Wirtschaftskammer trifft Vorbereitungen

Ganz so entspannt gibt man sich in der Wirtschaftskammer nicht. „Es gibt viele Fragezeichen, die uns Sorgen bereiten“, sagt  Franz Perner, Geschäftsführer der Sparte Tourismus und Freizeitwirtschaft in der Wirtschaftskammer Burgenland am Dienstag. Man wisse noch nicht, wie die Verordnungen an der Grenze gehandhabt würden und wie die Rückreisen der ungarischen Arbeitskräfte funktioniere. Das werde man erst in den kommenden Tagen beantworten können. Falls es zu Problemen komme, würden bereits Vorbereitungen laufen, damit die ungarischen Arbeitnehmer in Österreich nächtigen können.

Demonstrationen in Ungarn

In Ungarn gibt es zumindest in Grenznähe indes wenig Verständnis für die verschärften Einreisebestimmungen, die aus Sicht der Pendler nur eine Erschwernis auf ihrem Arbeitsweg darstellen.
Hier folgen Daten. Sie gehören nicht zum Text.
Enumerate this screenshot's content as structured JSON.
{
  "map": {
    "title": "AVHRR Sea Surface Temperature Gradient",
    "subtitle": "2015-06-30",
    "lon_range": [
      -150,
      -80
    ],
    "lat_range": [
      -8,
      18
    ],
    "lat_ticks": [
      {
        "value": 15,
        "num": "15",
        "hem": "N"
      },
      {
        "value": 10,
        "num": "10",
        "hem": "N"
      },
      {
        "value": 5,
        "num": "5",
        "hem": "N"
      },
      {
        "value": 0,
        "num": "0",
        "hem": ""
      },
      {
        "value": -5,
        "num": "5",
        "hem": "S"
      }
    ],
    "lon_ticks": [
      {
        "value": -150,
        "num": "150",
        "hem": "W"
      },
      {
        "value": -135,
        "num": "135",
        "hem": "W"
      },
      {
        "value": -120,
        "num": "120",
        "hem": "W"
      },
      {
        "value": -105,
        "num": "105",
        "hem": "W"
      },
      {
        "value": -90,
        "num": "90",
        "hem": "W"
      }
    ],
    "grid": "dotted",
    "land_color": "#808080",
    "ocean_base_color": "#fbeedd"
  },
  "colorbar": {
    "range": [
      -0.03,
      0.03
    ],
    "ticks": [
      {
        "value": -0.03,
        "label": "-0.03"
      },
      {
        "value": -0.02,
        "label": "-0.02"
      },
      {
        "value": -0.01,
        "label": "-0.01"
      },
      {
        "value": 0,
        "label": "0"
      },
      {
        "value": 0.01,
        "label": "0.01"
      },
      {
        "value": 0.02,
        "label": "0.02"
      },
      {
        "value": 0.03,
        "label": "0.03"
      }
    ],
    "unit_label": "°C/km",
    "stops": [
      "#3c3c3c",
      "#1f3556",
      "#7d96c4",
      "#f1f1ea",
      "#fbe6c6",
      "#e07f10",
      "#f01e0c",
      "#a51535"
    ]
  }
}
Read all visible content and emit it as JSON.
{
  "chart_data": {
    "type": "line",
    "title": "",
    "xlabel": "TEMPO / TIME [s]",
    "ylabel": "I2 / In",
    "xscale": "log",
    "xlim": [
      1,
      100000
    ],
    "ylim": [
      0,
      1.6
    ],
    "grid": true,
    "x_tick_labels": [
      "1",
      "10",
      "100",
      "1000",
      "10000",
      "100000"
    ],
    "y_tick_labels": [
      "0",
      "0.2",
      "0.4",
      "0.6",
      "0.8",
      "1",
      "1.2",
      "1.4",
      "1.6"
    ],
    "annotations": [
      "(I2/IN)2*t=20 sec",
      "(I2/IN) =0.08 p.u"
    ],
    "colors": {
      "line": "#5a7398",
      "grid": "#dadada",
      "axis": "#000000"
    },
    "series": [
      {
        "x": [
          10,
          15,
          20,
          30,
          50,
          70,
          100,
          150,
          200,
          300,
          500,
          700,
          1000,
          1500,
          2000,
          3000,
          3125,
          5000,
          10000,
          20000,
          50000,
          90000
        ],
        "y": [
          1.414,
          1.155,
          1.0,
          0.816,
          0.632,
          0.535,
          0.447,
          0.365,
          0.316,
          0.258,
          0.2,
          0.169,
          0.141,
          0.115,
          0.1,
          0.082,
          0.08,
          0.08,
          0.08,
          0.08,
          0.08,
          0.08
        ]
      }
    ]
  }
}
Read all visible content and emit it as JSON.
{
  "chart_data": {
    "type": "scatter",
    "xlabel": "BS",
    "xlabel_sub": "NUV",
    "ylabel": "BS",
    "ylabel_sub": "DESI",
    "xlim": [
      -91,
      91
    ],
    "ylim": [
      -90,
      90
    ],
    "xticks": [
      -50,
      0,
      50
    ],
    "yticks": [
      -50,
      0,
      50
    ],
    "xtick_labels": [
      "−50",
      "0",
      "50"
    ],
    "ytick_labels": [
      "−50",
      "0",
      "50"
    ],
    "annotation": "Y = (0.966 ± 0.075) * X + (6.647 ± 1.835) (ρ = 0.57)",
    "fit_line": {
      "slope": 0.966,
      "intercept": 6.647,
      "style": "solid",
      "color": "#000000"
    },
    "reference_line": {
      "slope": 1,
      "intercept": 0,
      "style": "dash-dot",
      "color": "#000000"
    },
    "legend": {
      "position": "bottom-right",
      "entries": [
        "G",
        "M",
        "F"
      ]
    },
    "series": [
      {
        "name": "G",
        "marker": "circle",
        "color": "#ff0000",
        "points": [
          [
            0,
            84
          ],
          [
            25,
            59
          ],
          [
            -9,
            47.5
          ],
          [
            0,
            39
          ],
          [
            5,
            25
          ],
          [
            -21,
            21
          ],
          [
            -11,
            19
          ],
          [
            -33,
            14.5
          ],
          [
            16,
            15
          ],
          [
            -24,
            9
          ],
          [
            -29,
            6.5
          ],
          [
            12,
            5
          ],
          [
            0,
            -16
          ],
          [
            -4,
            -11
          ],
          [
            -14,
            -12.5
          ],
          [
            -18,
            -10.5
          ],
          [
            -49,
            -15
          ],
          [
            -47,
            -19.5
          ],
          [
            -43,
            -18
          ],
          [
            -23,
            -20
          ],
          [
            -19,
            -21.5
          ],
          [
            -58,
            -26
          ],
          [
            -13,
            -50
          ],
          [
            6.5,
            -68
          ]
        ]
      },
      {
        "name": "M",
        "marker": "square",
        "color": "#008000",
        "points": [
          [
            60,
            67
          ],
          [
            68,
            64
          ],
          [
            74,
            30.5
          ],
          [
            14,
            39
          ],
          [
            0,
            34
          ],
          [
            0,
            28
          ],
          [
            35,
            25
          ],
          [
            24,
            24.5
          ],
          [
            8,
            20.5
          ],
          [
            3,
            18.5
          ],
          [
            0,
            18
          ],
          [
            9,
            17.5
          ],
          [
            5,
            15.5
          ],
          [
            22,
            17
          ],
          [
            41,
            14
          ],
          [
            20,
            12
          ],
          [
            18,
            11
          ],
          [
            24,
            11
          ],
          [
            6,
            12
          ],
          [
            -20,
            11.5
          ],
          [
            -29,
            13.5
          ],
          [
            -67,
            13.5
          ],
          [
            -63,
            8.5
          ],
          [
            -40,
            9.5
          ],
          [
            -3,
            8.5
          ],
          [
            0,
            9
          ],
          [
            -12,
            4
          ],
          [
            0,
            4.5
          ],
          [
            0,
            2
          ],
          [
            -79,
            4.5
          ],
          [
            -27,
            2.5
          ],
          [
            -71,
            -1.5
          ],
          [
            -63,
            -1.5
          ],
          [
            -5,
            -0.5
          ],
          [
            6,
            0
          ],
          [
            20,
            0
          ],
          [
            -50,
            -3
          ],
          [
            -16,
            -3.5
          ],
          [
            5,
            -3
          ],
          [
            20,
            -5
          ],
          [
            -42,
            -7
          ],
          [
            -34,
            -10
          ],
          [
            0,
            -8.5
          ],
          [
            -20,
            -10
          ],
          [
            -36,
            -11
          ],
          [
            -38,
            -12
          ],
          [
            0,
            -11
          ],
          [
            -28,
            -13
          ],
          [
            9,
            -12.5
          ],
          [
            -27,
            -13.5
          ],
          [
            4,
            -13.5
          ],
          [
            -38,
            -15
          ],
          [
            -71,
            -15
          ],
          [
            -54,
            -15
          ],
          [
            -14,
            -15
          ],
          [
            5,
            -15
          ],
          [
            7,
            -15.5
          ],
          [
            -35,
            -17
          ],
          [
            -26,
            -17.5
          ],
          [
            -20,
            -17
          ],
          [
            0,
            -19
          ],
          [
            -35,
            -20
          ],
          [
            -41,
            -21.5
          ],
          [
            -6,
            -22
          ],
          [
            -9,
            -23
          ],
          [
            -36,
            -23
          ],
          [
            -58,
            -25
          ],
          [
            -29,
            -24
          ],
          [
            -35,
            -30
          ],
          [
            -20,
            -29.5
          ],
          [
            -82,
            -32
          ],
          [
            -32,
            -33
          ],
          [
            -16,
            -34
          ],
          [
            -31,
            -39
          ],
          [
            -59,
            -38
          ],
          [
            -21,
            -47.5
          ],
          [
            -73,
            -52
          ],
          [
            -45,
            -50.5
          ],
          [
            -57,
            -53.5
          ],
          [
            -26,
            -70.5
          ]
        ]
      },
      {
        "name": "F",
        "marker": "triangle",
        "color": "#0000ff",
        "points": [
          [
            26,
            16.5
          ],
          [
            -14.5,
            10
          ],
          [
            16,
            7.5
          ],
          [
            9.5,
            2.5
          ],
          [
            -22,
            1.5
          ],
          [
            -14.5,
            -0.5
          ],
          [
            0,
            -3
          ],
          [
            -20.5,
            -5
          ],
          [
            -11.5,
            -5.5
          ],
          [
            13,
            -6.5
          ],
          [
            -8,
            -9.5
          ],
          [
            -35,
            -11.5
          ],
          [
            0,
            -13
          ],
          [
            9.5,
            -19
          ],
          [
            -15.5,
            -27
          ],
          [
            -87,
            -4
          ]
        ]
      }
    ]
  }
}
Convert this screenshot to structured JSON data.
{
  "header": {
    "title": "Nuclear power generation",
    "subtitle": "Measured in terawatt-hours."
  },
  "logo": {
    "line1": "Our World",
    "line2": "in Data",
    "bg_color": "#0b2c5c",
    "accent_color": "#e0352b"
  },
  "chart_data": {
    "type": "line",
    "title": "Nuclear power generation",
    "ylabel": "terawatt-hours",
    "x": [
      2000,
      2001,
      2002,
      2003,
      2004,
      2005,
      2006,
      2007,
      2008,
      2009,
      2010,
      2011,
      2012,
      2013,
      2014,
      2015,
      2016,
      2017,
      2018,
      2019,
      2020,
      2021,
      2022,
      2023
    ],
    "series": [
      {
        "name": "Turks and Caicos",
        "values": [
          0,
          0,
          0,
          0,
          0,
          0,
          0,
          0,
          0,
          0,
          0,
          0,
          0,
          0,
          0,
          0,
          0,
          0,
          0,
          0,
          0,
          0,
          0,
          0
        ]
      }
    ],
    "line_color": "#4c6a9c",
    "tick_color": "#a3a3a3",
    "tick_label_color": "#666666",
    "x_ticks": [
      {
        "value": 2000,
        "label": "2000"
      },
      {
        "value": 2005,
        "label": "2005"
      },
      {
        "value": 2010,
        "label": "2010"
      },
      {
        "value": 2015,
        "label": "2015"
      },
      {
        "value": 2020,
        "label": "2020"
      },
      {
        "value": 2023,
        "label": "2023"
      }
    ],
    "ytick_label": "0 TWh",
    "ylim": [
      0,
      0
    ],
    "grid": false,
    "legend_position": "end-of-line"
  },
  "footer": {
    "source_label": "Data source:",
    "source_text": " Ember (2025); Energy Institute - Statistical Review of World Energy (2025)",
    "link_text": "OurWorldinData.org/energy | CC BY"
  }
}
In diversen Gruppen auf sozialen Medien wie Facebook wird bereits Stimmung gegen die Einreisebestimmungen und die Corona-Maßnahmen der ungarischen Regierung gemacht: In Sopron wird am Donnerstag und Samstag demonstriert.

Ärger in Deutschkreutz

Der Listen-Bürgermeister der ungarischen Grenzgemeinde Deutschkreutz, Manfred Kölly, ist über die Grenzschließung des Nachbarlandes verärgert. Stau habe es am Grenzübergang in „seiner“ Gemeinde zwar nicht gegeben, sagt Kölly am Dienstagmittag zum KURIER. „Aber ich verstehe nicht, dass die Ungarn bei uns einreisen dürfen und wir nicht über Ungarn fahren dürfen. Das Virus macht ja nicht an der Grenze Halt.“ Es gebe etliche  Deutschkreutzer, die täglich zu ihrem Arbeitsplatz nach Eisenstadt oder Wien pendeln. Sie können jetzt nicht wie gewohnt über Ungarn fahren. „Die Pendler müssen jetzt etwa für den Weg nach Eisenstadt hin und retour täglich  50 Kilometer länger im Auto sitzen und über die S31 fahren, wo es noch dazu eine Baustelle gibt“, sagt Kölly.